Numa sinopse sem spoiler, a boneca Barbie, que vive com outras Barbies e outros Kens (e o Allan) na Barbielândia, começa a ter pensamentos estranhos e comportamentos humanos. A única forma de resolver a situação é numa viagem ao mundo real, onde ela descobre algumas verdades desconfortáveis. Ao descobrir que duas de suas bonecas (Ken vai junto porque é apaixonado por ela) estão à solta por aí, os executivos da Mattel e o FBI (ou a CIA, não lembro) se esforçam para colocar a boneca de volta na caixa.



Claro que a aventura é muito mais rica para quem brincou de Barbie. Eu nunca tive uma Barbie. Tive umas Susies de segunda mão, e uma Susie Ciclista novinha na caixa, meu orgulho na época! Ao casar, ganhei da minha mãe uma Susie Noiva, que tenho até hoje. Mas Barbie nunca me atraiu, porque vivia sorrindo, e eu brincava de coisas dramáticas e de terror (é, eu sempre fui meio Vandinha), que não combinavam com aquele sorriso congelado. Quem brincou com a Barbie vai se deleitar. Mas quem nunca brincou, como eu, também vai se divertir muito.

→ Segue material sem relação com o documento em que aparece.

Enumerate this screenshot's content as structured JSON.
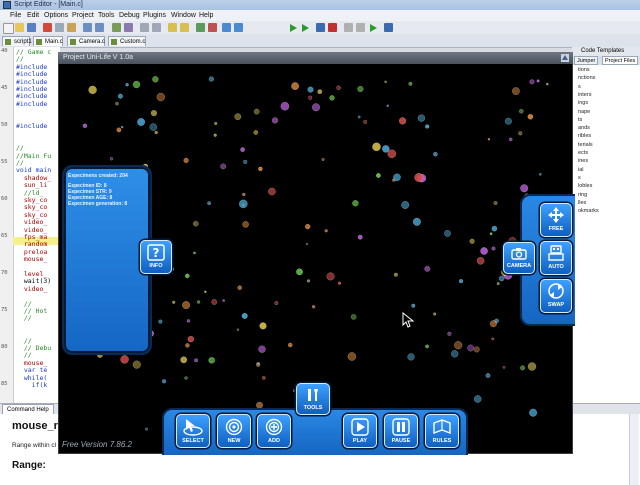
{
  "editor": {
    "title": "Script Editor - [Main.c]",
    "menu": [
      "File",
      "Edit",
      "Options",
      "Project",
      "Tools",
      "Debug",
      "Plugins",
      "Window",
      "Help"
    ],
    "tabs": [
      "script1",
      "Main.c",
      "Camera.c",
      "Custom.c"
    ],
    "code_lines": [
      {
        "n": "40",
        "text": "// Game c",
        "cls": "c-comment"
      },
      {
        "n": "",
        "text": "//",
        "cls": "c-comment"
      },
      {
        "n": "",
        "text": "#include",
        "cls": "c-keyword"
      },
      {
        "n": "",
        "text": "#include",
        "cls": "c-keyword"
      },
      {
        "n": "",
        "text": "#include",
        "cls": "c-keyword"
      },
      {
        "n": "45",
        "text": "#include",
        "cls": "c-keyword"
      },
      {
        "n": "",
        "text": "#include",
        "cls": "c-keyword"
      },
      {
        "n": "",
        "text": "#include",
        "cls": "c-keyword"
      },
      {
        "n": "",
        "text": "",
        "cls": ""
      },
      {
        "n": "",
        "text": "",
        "cls": ""
      },
      {
        "n": "50",
        "text": "#include",
        "cls": "c-keyword"
      },
      {
        "n": "",
        "text": "",
        "cls": ""
      },
      {
        "n": "",
        "text": "",
        "cls": ""
      },
      {
        "n": "",
        "text": "//",
        "cls": "c-comment"
      },
      {
        "n": "",
        "text": "//Main Fu",
        "cls": "c-comment"
      },
      {
        "n": "55",
        "text": "//",
        "cls": "c-comment"
      },
      {
        "n": "",
        "text": "void main",
        "cls": "c-keyword"
      },
      {
        "n": "",
        "text": "  shadow_",
        "cls": "c-red"
      },
      {
        "n": "",
        "text": "  sun_li",
        "cls": "c-red"
      },
      {
        "n": "",
        "text": "  //ld_",
        "cls": "c-comment"
      },
      {
        "n": "60",
        "text": "  sky_co",
        "cls": "c-red"
      },
      {
        "n": "",
        "text": "  sky_co",
        "cls": "c-red"
      },
      {
        "n": "",
        "text": "  sky_co",
        "cls": "c-red"
      },
      {
        "n": "",
        "text": "  video_",
        "cls": "c-red"
      },
      {
        "n": "",
        "text": "  video_",
        "cls": "c-red"
      },
      {
        "n": "65",
        "text": "  fps_ma",
        "cls": "c-red"
      },
      {
        "n": "",
        "text": "  random",
        "cls": "c-red"
      },
      {
        "n": "",
        "text": "  preloa",
        "cls": "c-red"
      },
      {
        "n": "",
        "text": "  mouse_",
        "cls": "c-red"
      },
      {
        "n": "",
        "text": "",
        "cls": ""
      },
      {
        "n": "70",
        "text": "  level_",
        "cls": "c-red"
      },
      {
        "n": "",
        "text": "  wait(3)",
        "cls": ""
      },
      {
        "n": "",
        "text": "  video_",
        "cls": "c-red"
      },
      {
        "n": "",
        "text": "",
        "cls": ""
      },
      {
        "n": "",
        "text": "  //",
        "cls": "c-comment"
      },
      {
        "n": "75",
        "text": "  // Hot",
        "cls": "c-comment"
      },
      {
        "n": "",
        "text": "  //",
        "cls": "c-comment"
      },
      {
        "n": "",
        "text": "",
        "cls": ""
      },
      {
        "n": "",
        "text": "",
        "cls": ""
      },
      {
        "n": "",
        "text": "  //",
        "cls": "c-comment"
      },
      {
        "n": "80",
        "text": "  // Debu",
        "cls": "c-comment"
      },
      {
        "n": "",
        "text": "  //",
        "cls": "c-comment"
      },
      {
        "n": "",
        "text": "  mouse_",
        "cls": "c-red"
      },
      {
        "n": "",
        "text": "  var te",
        "cls": "c-keyword"
      },
      {
        "n": "",
        "text": "  while(",
        "cls": "c-keyword"
      },
      {
        "n": "85",
        "text": "    if(k",
        "cls": "c-keyword"
      },
      {
        "n": "",
        "text": "",
        "cls": ""
      },
      {
        "n": "",
        "text": "",
        "cls": ""
      },
      {
        "n": "",
        "text": "    if(k",
        "cls": "c-keyword"
      }
    ],
    "right_panel": {
      "header": "Code Templates",
      "tabs": [
        "Jumper",
        "Project Files"
      ],
      "items": [
        "tions",
        "nctions",
        "s",
        "inters",
        "ings",
        "nape",
        "ts",
        "ands",
        "ribles",
        "terials",
        "ects",
        "ines",
        "ial",
        "s",
        "lobles",
        "ring",
        "lles",
        "okmarks"
      ]
    },
    "help": {
      "tab": "Command Help",
      "heading": "mouse_ra",
      "description": "Range within cl",
      "range_label": "Range:"
    }
  },
  "game": {
    "window_title": "Project Uni-Life V 1.0a",
    "info": {
      "created_label": "Especimens created: 204",
      "id_label": "Especimen ID: 8",
      "str_label": "Especimen STR: 9",
      "age_label": "Especimen AGE: 8",
      "gen_label": "Especimen generation: 8"
    },
    "buttons": {
      "info": "INFO",
      "camera": "CAMERA",
      "free": "FREE",
      "auto": "AUTO",
      "swap": "SWAP",
      "tools": "TOOLS",
      "select": "SELECT",
      "new": "NEW",
      "add": "ADD",
      "play": "PLAY",
      "pause": "PAUSE",
      "rules": "RULES"
    },
    "version": "Free Version 7.86.2",
    "colors": {
      "panel_blue": "#1d78d8",
      "particle_colors": [
        "#6fdc4a",
        "#e0c64a",
        "#d84a4a",
        "#c060e0",
        "#4ab0e0",
        "#e08a3a"
      ]
    }
  }
}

Lembra que eu falei das camadas? Pois então. As camadas vão muito além das Barbies e provavelmente nem todo mundo vai conseguir pegar. Mas acredito que muita gente vai pescar do que se trata. Temos a visão do mundo ideal, vendido pelo faz de conta, e o contraponto do mundo real que ataca essa visão perfeita, ao mesmo tempo em que mostra que se a missão da Barbie era tornar as mulheres tão poderosas que poderiam se sentir seguras no mundo, bom, ela falhou retumbantemente. Ao mesmo tempo, acompanhamos o Ken, dependente emocional de Barbie, em uma jornada de autodescoberta que pode ter sido hilária pra maioria, mas com certeza feriu terrivelmente os egos dos homens que se identificaram e não aceitam nenhum tipo de evolução, seja da Barbie, seja do Ken. Mesmo que estivesse patente que o Ken estava sofrendo no novo papel que ele escolheu exercer.





O filme nos lembra do poder da cor rosa. Note que em nenhum momento a Barbie parte para a violência. Em nenhum momento um problema é resolvido com tiro, porrada e bomba. Também não é um romance. Em nenhum momento Barbie tem interesse amoroso em ninguém. Isso é muito revolucionário! Não é à toa que o filme está sendo tão atacado por quem rejeita essa mudança.





E quem não se sentir tocado pelo discurso de Gloria (America Ferrera) está muito, muito distraído com coisas menos importantes. Cada palavra foi como um soco no peito. Não é à toa que conseguiu despertar Barbies mergulhadas em papéis nos quais estavam infelizes.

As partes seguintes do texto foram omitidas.